Couillard était ministre du gouvernement libéral, à cette
époque-là — le parti a installé un véritable… ce parti-là, une
véritable culture où tout était permis, tout était permis, et n’importe quel
secteur, y compris le secteur du monde interlope, pour aller chercher du
financement pour le Parti libéral. Maintenant, les exemples font foison. M.
Couillard plaide l’ignorance et plaide qu’il veut tout savoir. Il perd de plus
en plus de crédibilité là-dessus.
Moi, j’espère que la
commission Charbonneau va s’attaquer le plus rapidement possible à la question
du financement des partis au Québec parce que c'est une donnée importante, et
le choix des électeurs, pour être éclairé, doit reposer forcément aussi
là-dessus. Alors, on a déjà eu une élection sans qu'on puisse en connaître les
tenants et les aboutissants dans une commission formelle. J’espère que nous
allons, avant les prochaines élections… que le peuple québécois aura l’occasion
de savoir qu’est-ce qui s’est passé au cours de toutes ces années 2000 et même
avant dans le financement illégal du Parti québécois et du Parti libéral. Merci
beaucoup pour votre attention.
M. Gagné (Louis) : Vous voulez
placer la justice fiscale et sociale au coeur de vos priorités. Êtes-vous un
peu préoccupé par les chiffres au niveau de l’emploi, la baisse des revenus
autonomes du gouvernement? On parle, bon, il y a des chiffres qui se
contredisent, là, mais de plusieurs dizaines de milliers d’emplois, là, depuis
janvier. C’est quoi, vos impressions par rapport à ça?
Mme David
: Bien, c'est
sûr que ça n’est jamais une bonne nouvelle de voir des pertes d’emploi au
Québec. Le secteur manufacturier est atteint, mais je vous rappelle aussi que
les coupes qui se succèdent constamment dans les services publics font en sorte
aussi d’éliminer des emplois. Je n’ai pas de chiffres précis, mais c’est écrit
dans le ciel. Quand on est en situation de crise et d’insécurité économique, la
bonne vieille approche keynésienne devrait prévaloir. C’est le moment
d’investir.
Évidemment, nous
autres, on propose d’investir dans une économie verte. On peut aussi investir
dans les services publics, dans les soins aux personnes, par exemple, dans le
maintien à domicile pour les gens âgés. On peut investir dans la culture, dans
l’agriculture. Oui, il faut faire tout ça. Avoir un emploi, pas toujours,
remarquez bien, mais très souvent, c’est une manière de sortir de la pauvreté.

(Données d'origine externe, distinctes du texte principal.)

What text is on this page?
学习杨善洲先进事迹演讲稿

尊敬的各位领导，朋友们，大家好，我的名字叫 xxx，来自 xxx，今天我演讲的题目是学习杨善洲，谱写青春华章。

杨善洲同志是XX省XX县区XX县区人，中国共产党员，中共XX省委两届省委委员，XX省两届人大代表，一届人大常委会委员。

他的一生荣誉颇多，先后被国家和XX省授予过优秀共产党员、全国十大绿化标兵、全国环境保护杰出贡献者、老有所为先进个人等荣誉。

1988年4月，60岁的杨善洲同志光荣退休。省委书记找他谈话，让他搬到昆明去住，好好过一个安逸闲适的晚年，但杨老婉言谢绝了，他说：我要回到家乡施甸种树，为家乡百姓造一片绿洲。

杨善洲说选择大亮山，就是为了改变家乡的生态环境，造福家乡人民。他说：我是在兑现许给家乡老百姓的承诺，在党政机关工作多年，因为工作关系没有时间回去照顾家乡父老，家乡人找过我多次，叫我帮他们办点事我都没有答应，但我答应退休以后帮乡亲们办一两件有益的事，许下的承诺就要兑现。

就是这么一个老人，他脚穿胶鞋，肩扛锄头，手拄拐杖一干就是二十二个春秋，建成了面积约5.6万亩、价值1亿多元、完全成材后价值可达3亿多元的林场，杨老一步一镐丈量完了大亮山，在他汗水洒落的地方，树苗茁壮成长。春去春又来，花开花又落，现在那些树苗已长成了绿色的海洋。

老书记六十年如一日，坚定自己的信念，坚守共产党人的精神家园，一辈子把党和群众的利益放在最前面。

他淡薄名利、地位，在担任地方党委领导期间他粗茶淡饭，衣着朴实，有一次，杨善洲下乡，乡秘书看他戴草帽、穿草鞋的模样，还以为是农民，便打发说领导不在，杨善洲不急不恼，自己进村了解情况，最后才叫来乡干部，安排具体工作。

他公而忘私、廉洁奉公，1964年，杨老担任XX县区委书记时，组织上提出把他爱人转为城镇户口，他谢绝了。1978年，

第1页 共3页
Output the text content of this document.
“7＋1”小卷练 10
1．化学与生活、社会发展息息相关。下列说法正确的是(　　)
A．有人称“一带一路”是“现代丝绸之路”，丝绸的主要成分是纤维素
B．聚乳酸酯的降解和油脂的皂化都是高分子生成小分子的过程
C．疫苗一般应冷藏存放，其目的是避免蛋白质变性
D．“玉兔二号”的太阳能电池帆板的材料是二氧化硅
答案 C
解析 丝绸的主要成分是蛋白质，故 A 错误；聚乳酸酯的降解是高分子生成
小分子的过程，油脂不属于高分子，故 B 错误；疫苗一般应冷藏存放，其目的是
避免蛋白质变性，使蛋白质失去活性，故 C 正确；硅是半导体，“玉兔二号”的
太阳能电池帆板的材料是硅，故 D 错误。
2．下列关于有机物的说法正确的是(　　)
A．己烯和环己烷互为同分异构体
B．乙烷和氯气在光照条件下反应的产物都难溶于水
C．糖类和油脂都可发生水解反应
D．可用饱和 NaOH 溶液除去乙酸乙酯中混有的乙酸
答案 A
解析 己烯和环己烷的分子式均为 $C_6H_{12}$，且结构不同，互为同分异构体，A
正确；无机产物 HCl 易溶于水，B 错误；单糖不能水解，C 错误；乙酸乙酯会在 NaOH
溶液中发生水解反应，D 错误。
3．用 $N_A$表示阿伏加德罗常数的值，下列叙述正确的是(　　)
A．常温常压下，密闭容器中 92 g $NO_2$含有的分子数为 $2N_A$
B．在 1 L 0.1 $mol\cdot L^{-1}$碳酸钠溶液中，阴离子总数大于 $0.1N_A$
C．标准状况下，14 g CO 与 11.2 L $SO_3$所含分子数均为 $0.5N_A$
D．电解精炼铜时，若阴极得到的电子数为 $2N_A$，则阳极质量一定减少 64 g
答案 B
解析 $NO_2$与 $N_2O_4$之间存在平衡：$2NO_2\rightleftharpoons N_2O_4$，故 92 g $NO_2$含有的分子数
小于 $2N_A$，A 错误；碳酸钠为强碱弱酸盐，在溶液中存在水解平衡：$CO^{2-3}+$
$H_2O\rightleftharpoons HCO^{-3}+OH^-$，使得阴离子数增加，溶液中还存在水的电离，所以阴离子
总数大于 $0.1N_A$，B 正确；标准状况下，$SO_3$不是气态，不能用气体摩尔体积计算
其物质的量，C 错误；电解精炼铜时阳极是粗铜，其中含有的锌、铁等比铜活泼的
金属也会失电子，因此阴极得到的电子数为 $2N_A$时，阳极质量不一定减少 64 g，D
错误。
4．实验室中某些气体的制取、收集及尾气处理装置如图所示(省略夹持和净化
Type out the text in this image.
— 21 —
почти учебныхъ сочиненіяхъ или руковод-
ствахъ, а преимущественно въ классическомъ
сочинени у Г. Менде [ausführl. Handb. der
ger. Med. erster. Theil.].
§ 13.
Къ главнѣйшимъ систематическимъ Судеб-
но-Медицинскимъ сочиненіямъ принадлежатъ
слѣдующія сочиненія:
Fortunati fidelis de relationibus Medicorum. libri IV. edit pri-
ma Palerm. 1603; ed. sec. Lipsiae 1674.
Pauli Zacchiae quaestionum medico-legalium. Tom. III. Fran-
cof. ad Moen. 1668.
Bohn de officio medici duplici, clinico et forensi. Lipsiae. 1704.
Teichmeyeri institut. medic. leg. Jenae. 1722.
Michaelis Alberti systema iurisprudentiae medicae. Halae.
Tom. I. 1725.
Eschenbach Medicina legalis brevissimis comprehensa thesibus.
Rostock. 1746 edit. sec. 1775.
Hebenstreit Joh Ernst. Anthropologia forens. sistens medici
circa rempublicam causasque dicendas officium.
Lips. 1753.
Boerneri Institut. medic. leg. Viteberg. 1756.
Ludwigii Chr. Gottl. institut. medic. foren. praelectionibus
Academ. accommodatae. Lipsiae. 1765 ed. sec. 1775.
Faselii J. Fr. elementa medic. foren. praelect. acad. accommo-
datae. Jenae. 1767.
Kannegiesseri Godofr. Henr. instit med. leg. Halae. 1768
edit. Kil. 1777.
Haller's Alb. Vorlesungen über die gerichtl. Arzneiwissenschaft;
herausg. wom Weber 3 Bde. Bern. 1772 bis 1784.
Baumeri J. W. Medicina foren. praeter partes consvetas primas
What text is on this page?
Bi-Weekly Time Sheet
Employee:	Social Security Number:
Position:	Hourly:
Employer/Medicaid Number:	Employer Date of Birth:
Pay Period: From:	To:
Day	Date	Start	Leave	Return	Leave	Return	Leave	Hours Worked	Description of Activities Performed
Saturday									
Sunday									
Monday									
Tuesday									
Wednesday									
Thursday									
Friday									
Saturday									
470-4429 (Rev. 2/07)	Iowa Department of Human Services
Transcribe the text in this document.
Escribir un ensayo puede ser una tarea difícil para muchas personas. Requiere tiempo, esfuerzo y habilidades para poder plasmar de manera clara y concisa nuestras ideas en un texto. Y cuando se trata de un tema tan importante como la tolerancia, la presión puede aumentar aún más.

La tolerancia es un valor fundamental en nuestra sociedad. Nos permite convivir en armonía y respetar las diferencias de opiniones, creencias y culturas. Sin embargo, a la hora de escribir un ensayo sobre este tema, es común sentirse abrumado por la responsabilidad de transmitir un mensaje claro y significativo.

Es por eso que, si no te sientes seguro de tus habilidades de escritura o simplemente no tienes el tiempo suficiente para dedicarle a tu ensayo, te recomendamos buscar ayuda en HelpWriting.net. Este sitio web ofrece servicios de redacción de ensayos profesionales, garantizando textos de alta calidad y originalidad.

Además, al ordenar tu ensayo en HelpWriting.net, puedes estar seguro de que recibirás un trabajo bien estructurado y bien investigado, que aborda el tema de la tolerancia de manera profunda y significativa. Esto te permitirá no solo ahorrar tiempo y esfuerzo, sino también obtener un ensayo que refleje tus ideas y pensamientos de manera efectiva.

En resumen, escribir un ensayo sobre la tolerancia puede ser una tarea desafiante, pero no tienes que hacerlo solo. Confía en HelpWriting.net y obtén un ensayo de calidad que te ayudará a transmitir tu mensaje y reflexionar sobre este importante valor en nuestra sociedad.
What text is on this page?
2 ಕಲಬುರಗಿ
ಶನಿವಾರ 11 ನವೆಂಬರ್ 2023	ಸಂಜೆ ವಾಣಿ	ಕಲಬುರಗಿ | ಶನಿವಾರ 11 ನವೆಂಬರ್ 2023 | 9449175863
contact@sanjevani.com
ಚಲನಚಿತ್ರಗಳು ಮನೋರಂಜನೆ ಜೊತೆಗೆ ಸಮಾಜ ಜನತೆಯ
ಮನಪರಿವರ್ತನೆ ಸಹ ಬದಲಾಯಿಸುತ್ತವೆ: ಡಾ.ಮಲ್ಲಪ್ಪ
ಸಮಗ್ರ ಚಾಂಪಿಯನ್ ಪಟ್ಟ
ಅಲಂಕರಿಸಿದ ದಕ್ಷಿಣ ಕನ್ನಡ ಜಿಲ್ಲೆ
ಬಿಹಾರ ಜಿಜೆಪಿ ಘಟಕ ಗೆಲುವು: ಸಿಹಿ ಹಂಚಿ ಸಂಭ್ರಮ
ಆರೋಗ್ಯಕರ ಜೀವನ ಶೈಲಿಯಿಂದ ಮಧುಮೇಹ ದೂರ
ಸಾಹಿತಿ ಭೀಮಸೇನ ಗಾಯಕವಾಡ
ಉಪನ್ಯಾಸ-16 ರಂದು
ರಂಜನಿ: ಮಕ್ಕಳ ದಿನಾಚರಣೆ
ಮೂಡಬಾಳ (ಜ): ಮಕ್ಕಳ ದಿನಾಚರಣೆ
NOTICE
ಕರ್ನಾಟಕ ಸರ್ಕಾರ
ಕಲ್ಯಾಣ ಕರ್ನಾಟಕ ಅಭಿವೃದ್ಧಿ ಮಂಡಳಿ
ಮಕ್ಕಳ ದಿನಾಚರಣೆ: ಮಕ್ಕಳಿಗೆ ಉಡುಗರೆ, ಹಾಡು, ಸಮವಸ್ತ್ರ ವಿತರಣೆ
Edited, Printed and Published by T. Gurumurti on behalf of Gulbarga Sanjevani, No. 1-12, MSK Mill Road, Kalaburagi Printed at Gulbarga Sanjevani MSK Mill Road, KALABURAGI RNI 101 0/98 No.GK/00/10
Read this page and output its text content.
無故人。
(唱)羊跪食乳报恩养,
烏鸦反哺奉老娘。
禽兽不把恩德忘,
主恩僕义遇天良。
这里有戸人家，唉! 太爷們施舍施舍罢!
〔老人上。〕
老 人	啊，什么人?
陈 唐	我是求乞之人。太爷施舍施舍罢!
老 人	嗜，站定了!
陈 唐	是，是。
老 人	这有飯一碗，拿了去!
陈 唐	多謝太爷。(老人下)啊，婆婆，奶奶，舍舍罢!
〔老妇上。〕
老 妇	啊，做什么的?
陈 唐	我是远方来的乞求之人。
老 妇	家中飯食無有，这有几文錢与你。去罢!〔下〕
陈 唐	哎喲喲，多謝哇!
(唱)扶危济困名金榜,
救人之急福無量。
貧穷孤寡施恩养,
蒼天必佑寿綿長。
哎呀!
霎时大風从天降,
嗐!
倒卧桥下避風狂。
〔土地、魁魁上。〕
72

Encore faut-il qu’il soit à temps plein et payé décemment.
M. Khadir
: L’économie
sociale, là, au Québec, c’est 17 milliards. En 2009, c’était 17 milliards
d’activités; l’aérospatiale, 12 milliards, 65 000 emplois; l’autre, 125 000 emplois.
Ça, c’est 2009, ça a progressé depuis. Autrement dit, il y a des emplois
ailleurs que dans la grosse machinerie, dans l’industrie lourde ou dans le
pétrole et il est plus que temps de tabler sur les forces du Québec parce qu’on
est relativement forts au Québec. Pourquoi ne pas miser sur nos forces?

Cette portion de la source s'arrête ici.